Redundant syscalls?

Redundant syscalls?

[Lorenzo Allegrucci]

I was wondering why do we need fsetxattr(2), fgetxattr(2) etc when we 
already have setxattr(2), getxattr(2) etc working on file names
instead of file descriptors.
truncate(2)/ftruncate(2) is another more traditional example.

Thanks

Re: Redundant syscalls?

[Doug McNaught]

Lorenzo Allegrucci <l.allegrucci@tiscalinet.it> writes:

> I was wondering why do we need fsetxattr(2), fgetxattr(2) etc when we 
> already have setxattr(2), getxattr(2) etc working on file names
> instead of file descriptors.
> truncate(2)/ftruncate(2) is another more traditional example.

Because you can't reliably derive a file name from an open file
descriptor, so it's useful to have a way to act on the file directly
through the descriptor. 

-Doug
-- 
Let us cross over the river, and rest under the shade of the trees.
   --T. J. Jackson, 1863

Re: Redundant syscalls?

[Andi Kleen]

Lorenzo Allegrucci <l.allegrucci@tiscalinet.it> writes:

> I was wondering why do we need fsetxattr(2), fgetxattr(2) etc when we 
> already have setxattr(2), getxattr(2) etc working on file names
> instead of file descriptors.
> truncate(2)/ftruncate(2) is another more traditional example.

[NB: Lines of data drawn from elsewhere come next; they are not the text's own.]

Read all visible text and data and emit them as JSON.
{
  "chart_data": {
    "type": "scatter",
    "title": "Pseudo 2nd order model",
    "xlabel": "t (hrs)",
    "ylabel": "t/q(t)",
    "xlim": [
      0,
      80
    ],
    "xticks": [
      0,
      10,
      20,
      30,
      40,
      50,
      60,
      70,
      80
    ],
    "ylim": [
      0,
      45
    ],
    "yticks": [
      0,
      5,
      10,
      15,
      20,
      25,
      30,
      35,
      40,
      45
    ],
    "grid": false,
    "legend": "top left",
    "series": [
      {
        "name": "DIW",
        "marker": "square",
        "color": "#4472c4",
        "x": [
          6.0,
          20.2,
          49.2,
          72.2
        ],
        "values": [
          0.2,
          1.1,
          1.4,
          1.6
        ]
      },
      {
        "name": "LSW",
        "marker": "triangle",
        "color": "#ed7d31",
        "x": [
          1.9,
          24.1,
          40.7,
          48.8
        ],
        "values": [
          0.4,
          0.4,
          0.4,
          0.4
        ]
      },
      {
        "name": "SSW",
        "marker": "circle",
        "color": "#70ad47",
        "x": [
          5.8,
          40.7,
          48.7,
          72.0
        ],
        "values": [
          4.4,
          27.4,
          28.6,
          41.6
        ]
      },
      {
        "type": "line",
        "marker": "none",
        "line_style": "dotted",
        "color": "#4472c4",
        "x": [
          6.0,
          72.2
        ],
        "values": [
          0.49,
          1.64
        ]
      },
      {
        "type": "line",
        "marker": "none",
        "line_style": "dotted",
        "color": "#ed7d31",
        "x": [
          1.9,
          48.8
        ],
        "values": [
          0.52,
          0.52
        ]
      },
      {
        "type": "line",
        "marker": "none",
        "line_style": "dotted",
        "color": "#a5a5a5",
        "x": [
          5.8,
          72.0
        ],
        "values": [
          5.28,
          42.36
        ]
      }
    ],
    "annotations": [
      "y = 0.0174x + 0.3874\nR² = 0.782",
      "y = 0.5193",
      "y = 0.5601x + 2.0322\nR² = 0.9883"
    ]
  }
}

The f* variant can be race free. For example you want to stat something
first to make sure it is what you expect it to be and not a symlink
to your /etc/passwd. When you use first stat() and then do random
operation on filename with name there is a small window where someone
could replace the name with something else. This could be security relevant.
fd = open(name, ...); fstat(fd, ..); check fsomething(fd, ...); close(fd);
guarantees that you're always working on the same object without any race 
windows.

-Andi

Re: Redundant syscalls?

[Jesse Pollard]

---------  Received message begins Here  ---------

> 
> 
> I was wondering why do we need fsetxattr(2), fgetxattr(2) etc when we 
> already have setxattr(2), getxattr(2) etc working on file names
> instead of file descriptors.
> truncate(2)/ftruncate(2) is another more traditional example.

Atomic actions.

Consider the case of a file that doesn't exist yet. first you
open it, then perform the fsetxattr. If you use the name, then it becomes
possible to rename the file and substitute a different one before the
setxattr. Now, the open file will be missing the attribute(s).
-------------------------------------------------------------------------
Jesse I Pollard, II
Email: pollard@navo.hpc.mil

Any opinions expressed are solely my own.